Monday 9 March 2020

Birdwatching on Hampstead Heath

While I have often been to the Heath, I have never thought of it as a place for birdwatching. But Dan had done it a few times so we set off in the sunshine (quickly to turn to pouring rain) with Dan's twins, Luka (birdspotter extraordinaire) and his sister Anna, who was being forced to come along as punishment for some misdemeanour. I think its the first time that my mere company has been used as a form of chastisement, or maybe its just the first time I have been told so in as many words....


Anyway, Dan managed to find us the very muddiest of paths to squelch through. The sort of stuff that tries to suck the shoes off your feet. And nearly succeeds

Dan caught by surprise while trying to survey the ladies swimming ponds...





So my best photos - this Great-Crested Grebe. A first for me - Dan didn't attempt to capture it for fear of water getting into his bazooka, sorry lens.




But obviously you can do more with a camera the size of an anti-tank gun. So over to Dan...

Jay


. Redwing - which I would never have spotted but Luka did immediately. "See the red on its wing" says Dan. Well only now on the photo I pick up a little reddish brown...

Mistle thrush
But most exciting was below, a kestrel in a little copse. God only knows how Luka identified this from an initial fleeting glimpse. Dan felt it was more in sparrowhawk habitat leading to the most amusing bit of existential philosophic dialogue of the day. "But why isn't it a sparrowhawk?" asks Dan. "Because it's a Kestrel"  replies exasperated Luka. Well, you had to be there...

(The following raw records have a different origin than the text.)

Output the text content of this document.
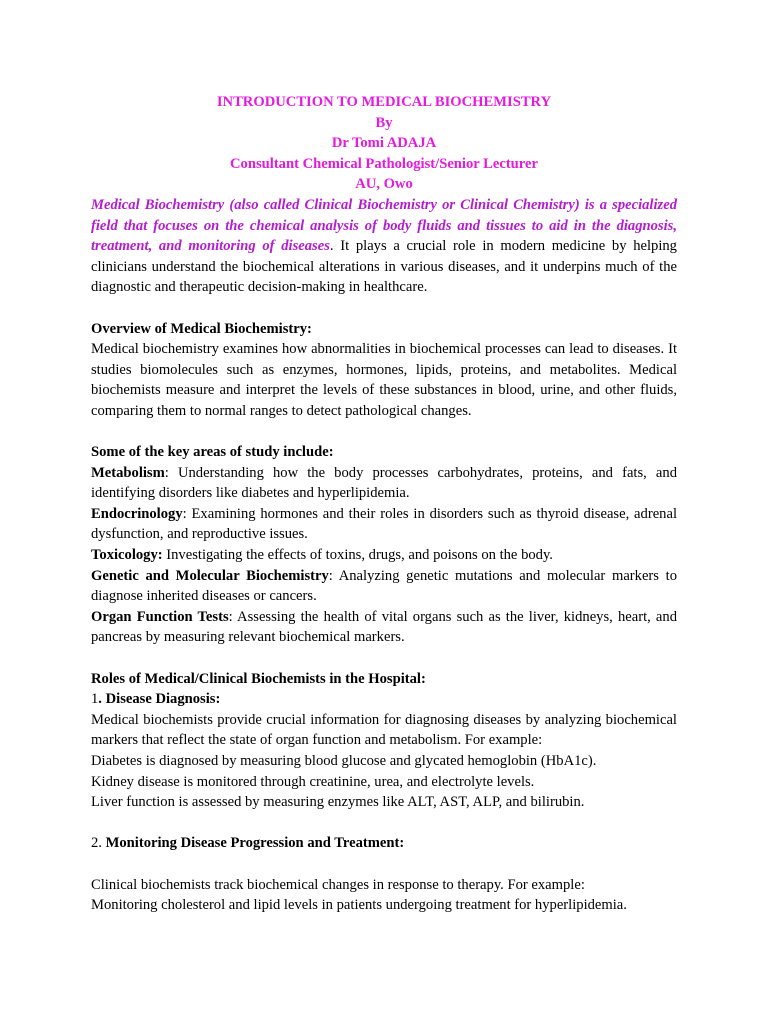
INTRODUCTION TO MEDICAL BIOCHEMISTRY
By
Dr Tomi ADAJA
Consultant Chemical Pathologist/Senior Lecturer
AU, Owo

Medical Biochemistry (also called Clinical Biochemistry or Clinical Chemistry) is a specialized field that focuses on the chemical analysis of body fluids and tissues to aid in the diagnosis, treatment, and monitoring of diseases. It plays a crucial role in modern medicine by helping clinicians understand the biochemical alterations in various diseases, and it underpins much of the diagnostic and therapeutic decision-making in healthcare.

Overview of Medical Biochemistry:

Medical biochemistry examines how abnormalities in biochemical processes can lead to diseases. It studies biomolecules such as enzymes, hormones, lipids, proteins, and metabolites. Medical biochemists measure and interpret the levels of these substances in blood, urine, and other fluids, comparing them to normal ranges to detect pathological changes.

Some of the key areas of study include:

Metabolism: Understanding how the body processes carbohydrates, proteins, and fats, and identifying disorders like diabetes and hyperlipidemia.

Endocrinology: Examining hormones and their roles in disorders such as thyroid disease, adrenal dysfunction, and reproductive issues.

Toxicology: Investigating the effects of toxins, drugs, and poisons on the body.

Genetic and Molecular Biochemistry: Analyzing genetic mutations and molecular markers to diagnose inherited diseases or cancers.

Organ Function Tests: Assessing the health of vital organs such as the liver, kidneys, heart, and pancreas by measuring relevant biochemical markers.

Roles of Medical/Clinical Biochemists in the Hospital:

1. Disease Diagnosis:

Medical biochemists provide crucial information for diagnosing diseases by analyzing biochemical markers that reflect the state of organ function and metabolism. For example:

Diabetes is diagnosed by measuring blood glucose and glycated hemoglobin (HbA1c).

Kidney disease is monitored through creatinine, urea, and electrolyte levels.

Liver function is assessed by measuring enzymes like ALT, AST, ALP, and bilirubin.

2. Monitoring Disease Progression and Treatment:

Clinical biochemists track biochemical changes in response to therapy. For example:

Monitoring cholesterol and lipid levels in patients undergoing treatment for hyperlipidemia.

Anyway, with a bit of staring at it through binoculars we attracted a little crowd wondering what we were looking at (this not being the swimming ponds...). This then leads to the difficulty of explaining exactly where to look in amongst a lot of identical trees, with only branches to go on. One branch looks very much like the next one.







Dan stalking redwings
 And even if the weather suggested winter, the daffodils were bravely suggesting Spring. But we retired for fish and chips before trench foot and hypothermia set in.